A consultation is beginning which could see the sale of the sugary beverages prohibited to either under-16s or under-18s in England.
The issue is not just about sugar content but also health issues, with the high levels of caffeine in the drinks often blamed for sleep problems, stomach aches, headaches and hyperactivity.
One 250ml can of an energy drink can contain nearly as much caffeine as three cans of cola.
Two-thirds of children aged 10 to 17 are known to consume energy drinks, as are a quarter of six- to nine-year-olds.
It does not help that some cans are sold for as little as 30p.
"We all have a responsibility to protect children from products that are damaging to their health and education, and we know that drinks packed to the brim with caffeine, and often sugar, are becoming a common fixture of their diet," said public health minister Steve Brine.
"Our children already consume 50% more of these drinks than our European counterparts, and teachers have made worrying links between energy drinks and poor behaviour in the classroom."
Tam Fry from the National Obesity Forum has criticised the idea, saying it was "astounding" the government was using a consultation.
"To go to the court of public approval to get permission ... is a denigration of government responsibility," he said.
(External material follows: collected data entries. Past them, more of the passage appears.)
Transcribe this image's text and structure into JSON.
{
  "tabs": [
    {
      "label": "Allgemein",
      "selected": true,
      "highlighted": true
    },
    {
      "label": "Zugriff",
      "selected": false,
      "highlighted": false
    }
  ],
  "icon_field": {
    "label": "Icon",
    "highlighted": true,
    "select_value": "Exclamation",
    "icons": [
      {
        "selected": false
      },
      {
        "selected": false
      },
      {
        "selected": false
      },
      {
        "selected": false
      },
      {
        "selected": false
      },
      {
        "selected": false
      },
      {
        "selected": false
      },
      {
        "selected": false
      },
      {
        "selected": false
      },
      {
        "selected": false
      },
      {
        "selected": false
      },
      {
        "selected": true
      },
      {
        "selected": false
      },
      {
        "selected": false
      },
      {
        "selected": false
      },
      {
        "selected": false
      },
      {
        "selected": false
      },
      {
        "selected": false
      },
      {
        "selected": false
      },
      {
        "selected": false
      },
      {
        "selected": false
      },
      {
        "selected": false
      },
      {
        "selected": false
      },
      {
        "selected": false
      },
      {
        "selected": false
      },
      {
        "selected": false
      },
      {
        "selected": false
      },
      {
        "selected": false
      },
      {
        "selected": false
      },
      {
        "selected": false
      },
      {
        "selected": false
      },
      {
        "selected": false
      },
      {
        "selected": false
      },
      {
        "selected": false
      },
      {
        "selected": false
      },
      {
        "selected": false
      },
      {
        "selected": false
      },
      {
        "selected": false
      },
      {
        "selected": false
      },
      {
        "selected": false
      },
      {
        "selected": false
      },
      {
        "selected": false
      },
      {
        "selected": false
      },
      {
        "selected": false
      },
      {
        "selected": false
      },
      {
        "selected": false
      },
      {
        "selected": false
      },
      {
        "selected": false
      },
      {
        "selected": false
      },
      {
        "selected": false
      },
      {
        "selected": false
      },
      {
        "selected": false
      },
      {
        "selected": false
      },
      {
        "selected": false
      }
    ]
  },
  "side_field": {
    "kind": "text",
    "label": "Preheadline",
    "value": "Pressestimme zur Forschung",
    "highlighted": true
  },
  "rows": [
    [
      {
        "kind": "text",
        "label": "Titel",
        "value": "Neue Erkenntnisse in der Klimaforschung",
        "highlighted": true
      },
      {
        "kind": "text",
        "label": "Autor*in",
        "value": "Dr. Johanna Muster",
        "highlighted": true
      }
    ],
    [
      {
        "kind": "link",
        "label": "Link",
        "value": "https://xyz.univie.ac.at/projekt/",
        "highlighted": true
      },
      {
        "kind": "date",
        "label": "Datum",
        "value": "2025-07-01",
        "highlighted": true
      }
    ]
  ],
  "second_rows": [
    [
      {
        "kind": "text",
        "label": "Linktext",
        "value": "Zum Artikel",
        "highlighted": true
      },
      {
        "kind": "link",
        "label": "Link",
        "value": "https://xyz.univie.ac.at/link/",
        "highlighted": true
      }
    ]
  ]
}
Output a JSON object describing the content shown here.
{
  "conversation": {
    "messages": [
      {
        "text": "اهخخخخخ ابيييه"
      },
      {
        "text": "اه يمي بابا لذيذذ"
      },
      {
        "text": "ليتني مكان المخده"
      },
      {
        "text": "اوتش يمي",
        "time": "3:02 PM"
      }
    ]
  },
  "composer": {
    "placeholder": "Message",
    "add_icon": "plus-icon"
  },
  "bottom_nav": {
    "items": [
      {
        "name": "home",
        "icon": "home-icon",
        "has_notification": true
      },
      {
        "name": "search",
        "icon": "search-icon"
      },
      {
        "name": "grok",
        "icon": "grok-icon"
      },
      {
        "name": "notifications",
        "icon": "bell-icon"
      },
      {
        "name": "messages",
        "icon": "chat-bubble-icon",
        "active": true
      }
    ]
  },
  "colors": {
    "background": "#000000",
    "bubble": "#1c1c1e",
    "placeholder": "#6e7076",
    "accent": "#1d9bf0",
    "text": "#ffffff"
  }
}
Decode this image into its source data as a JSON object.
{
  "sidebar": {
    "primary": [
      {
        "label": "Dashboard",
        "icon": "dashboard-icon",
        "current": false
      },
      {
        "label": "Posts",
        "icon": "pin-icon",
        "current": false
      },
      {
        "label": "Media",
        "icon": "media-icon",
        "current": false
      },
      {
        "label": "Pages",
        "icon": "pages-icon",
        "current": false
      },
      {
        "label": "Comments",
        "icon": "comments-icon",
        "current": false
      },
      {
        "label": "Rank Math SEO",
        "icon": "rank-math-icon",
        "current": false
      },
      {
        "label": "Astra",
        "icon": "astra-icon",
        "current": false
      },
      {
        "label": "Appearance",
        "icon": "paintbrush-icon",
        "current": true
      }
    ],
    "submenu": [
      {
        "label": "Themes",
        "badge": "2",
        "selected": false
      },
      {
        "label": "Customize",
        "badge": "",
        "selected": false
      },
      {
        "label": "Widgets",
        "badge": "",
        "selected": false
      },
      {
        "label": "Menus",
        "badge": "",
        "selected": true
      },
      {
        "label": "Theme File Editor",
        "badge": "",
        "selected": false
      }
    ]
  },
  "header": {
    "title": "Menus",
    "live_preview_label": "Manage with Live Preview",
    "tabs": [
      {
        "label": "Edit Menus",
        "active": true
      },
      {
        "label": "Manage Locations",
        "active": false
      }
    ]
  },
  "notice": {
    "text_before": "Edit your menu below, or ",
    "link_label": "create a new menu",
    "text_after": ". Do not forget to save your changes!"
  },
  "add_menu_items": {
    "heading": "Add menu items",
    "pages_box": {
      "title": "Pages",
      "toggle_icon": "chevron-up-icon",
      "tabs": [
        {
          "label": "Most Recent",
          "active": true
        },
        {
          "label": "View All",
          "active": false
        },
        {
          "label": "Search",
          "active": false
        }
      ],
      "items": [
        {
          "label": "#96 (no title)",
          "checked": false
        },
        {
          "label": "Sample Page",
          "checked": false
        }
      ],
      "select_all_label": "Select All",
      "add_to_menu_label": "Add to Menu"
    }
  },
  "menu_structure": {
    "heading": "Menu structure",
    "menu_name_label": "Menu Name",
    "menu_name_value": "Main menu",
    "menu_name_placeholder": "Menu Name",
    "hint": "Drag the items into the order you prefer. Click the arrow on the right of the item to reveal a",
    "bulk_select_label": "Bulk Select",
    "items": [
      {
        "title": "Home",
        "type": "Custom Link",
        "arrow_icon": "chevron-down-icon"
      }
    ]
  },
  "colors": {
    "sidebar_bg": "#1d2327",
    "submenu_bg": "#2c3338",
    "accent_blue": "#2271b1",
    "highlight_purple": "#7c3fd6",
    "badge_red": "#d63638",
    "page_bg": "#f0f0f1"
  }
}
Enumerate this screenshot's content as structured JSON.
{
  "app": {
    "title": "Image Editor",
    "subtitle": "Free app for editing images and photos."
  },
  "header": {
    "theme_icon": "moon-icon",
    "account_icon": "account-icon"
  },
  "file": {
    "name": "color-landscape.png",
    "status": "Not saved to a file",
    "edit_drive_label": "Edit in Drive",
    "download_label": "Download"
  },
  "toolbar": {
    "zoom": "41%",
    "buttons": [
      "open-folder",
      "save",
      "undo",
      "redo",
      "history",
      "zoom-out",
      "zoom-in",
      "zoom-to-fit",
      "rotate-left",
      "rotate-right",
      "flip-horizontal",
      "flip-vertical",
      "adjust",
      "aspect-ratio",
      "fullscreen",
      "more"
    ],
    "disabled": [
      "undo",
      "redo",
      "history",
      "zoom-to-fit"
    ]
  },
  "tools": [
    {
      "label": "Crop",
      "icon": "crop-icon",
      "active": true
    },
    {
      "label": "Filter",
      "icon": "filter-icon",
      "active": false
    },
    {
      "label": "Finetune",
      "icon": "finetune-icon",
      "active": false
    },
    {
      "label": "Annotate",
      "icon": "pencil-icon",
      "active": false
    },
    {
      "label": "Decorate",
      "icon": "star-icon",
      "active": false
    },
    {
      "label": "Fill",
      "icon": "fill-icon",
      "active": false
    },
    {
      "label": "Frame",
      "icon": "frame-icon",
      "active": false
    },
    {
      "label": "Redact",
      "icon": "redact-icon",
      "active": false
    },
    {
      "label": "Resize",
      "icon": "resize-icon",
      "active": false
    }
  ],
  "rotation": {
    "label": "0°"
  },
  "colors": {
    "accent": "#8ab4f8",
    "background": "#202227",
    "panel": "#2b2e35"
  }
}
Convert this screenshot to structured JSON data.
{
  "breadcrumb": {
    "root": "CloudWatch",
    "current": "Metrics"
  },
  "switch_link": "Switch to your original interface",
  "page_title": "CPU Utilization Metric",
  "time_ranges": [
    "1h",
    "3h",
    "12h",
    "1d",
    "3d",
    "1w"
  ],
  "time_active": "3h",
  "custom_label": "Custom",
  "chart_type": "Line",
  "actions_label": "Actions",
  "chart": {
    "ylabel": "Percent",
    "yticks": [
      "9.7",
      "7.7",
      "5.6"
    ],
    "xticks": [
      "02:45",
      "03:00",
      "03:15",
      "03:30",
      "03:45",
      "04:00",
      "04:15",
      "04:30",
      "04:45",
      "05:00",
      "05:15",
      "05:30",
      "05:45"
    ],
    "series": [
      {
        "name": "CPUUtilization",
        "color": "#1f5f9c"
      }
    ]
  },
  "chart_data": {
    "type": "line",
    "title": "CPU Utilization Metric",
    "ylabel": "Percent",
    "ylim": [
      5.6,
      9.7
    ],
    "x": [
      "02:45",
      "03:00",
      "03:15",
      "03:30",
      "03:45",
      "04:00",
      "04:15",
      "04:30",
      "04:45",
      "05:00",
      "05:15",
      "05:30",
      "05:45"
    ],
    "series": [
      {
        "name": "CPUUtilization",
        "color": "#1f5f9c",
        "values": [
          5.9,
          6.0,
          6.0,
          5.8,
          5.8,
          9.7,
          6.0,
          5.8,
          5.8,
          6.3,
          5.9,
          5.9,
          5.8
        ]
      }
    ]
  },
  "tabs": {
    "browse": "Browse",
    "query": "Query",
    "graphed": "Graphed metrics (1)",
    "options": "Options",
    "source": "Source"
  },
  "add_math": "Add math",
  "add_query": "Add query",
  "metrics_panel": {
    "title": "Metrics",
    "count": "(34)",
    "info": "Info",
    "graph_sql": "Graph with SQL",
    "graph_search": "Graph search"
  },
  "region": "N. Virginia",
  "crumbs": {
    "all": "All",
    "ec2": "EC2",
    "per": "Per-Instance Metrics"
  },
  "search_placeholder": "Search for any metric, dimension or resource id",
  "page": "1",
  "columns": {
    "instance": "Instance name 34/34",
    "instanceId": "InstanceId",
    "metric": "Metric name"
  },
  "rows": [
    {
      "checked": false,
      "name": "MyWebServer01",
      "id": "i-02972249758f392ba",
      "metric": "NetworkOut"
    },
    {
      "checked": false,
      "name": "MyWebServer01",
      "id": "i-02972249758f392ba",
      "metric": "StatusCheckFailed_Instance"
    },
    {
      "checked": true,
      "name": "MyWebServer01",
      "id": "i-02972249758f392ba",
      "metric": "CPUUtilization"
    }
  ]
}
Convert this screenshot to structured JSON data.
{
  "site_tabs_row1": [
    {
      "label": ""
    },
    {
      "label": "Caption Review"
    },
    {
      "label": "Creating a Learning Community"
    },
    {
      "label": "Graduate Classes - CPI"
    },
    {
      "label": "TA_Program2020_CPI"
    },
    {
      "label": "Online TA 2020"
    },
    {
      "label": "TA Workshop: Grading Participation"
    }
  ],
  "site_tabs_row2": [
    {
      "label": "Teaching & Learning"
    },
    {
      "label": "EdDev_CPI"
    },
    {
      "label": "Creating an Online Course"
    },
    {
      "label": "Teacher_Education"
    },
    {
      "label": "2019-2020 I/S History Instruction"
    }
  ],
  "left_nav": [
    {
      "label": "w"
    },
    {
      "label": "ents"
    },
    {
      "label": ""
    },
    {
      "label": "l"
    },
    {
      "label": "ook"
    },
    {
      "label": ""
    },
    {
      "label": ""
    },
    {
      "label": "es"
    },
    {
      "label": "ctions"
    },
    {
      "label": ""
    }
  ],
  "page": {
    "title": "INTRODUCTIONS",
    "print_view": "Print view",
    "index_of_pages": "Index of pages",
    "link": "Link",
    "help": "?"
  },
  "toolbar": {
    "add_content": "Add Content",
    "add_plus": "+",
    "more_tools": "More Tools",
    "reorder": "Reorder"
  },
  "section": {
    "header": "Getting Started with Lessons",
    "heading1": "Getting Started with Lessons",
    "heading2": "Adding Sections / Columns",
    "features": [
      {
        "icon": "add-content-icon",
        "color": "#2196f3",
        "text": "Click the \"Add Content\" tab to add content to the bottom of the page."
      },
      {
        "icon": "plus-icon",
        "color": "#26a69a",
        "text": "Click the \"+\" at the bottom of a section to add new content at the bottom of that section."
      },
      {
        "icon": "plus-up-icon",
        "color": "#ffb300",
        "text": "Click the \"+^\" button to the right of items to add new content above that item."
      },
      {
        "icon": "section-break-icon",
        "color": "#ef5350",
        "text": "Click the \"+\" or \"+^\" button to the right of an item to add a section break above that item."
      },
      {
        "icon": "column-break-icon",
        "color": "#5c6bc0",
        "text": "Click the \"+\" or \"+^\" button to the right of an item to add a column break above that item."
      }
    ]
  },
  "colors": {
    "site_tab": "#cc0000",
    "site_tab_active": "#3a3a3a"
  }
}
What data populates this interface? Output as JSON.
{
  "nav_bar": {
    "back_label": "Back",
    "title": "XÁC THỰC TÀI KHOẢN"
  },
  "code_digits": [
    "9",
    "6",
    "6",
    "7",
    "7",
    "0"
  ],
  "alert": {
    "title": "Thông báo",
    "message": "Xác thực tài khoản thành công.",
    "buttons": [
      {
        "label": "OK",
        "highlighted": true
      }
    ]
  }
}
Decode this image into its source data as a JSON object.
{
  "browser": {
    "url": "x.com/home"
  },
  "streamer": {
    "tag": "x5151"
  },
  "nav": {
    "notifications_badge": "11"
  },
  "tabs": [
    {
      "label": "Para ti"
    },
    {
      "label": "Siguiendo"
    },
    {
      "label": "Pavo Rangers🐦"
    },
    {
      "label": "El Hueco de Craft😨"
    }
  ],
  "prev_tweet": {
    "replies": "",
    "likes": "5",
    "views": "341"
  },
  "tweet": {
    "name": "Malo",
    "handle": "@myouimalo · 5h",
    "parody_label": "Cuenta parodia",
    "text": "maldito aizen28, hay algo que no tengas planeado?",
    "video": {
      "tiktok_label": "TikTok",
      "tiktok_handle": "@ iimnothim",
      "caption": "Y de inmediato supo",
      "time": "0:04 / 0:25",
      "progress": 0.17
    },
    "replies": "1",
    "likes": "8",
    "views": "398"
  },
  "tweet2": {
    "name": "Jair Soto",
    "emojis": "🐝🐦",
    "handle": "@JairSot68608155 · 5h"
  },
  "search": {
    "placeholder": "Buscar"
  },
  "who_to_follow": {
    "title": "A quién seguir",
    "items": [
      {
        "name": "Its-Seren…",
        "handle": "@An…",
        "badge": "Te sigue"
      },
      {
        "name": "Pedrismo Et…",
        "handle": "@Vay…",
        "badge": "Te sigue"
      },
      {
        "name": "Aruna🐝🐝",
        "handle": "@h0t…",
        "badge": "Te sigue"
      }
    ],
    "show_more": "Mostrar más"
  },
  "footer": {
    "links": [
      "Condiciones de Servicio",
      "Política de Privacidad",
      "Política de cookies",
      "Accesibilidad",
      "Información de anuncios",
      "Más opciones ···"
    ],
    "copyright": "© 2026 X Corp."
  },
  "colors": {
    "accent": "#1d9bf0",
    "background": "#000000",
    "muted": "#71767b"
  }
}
"If there's anything to be said for this - the consultation - it is that finally government have recognised that children are children up until the age of 18."
The plan did have its critics, however, with the Institute of Economic Affairs branding it draconian and unnecessary.
Christopher Snowdon, head of lifestyle economics at the institute, said: "The amount of caffeine in these drinks is less than would be found in a standard cup of coffee.
"While there might be health or behavioural problems associated with very young children consuming caffeine, criminalising the sale to 16- and 17-year-olds is unnecessary and draconian."
Mother-of-five Rafia Javed, who owns a convenience store in Handforth, near Manchester, restricts the sale of energy drinks.
"We decided not to sell to under-18s but if they look under 21 we just don't sell it to them," she said.
"We just don't think it's right for children to have energy drinks because I think they have too much sugar and they need to cut down on the sugar."
Most shoppers in Handforth agreed with the idea of a ban.
Mother Nisrine Cunningham said: "I think they are loaded with sugar and they get the children too hyped up and then people wonder why they don't calm down."
But father-of-four Ste Coburn disagreed: "At 16, you're old enough to speak for yourself. You can't go saying you can have it or you can't."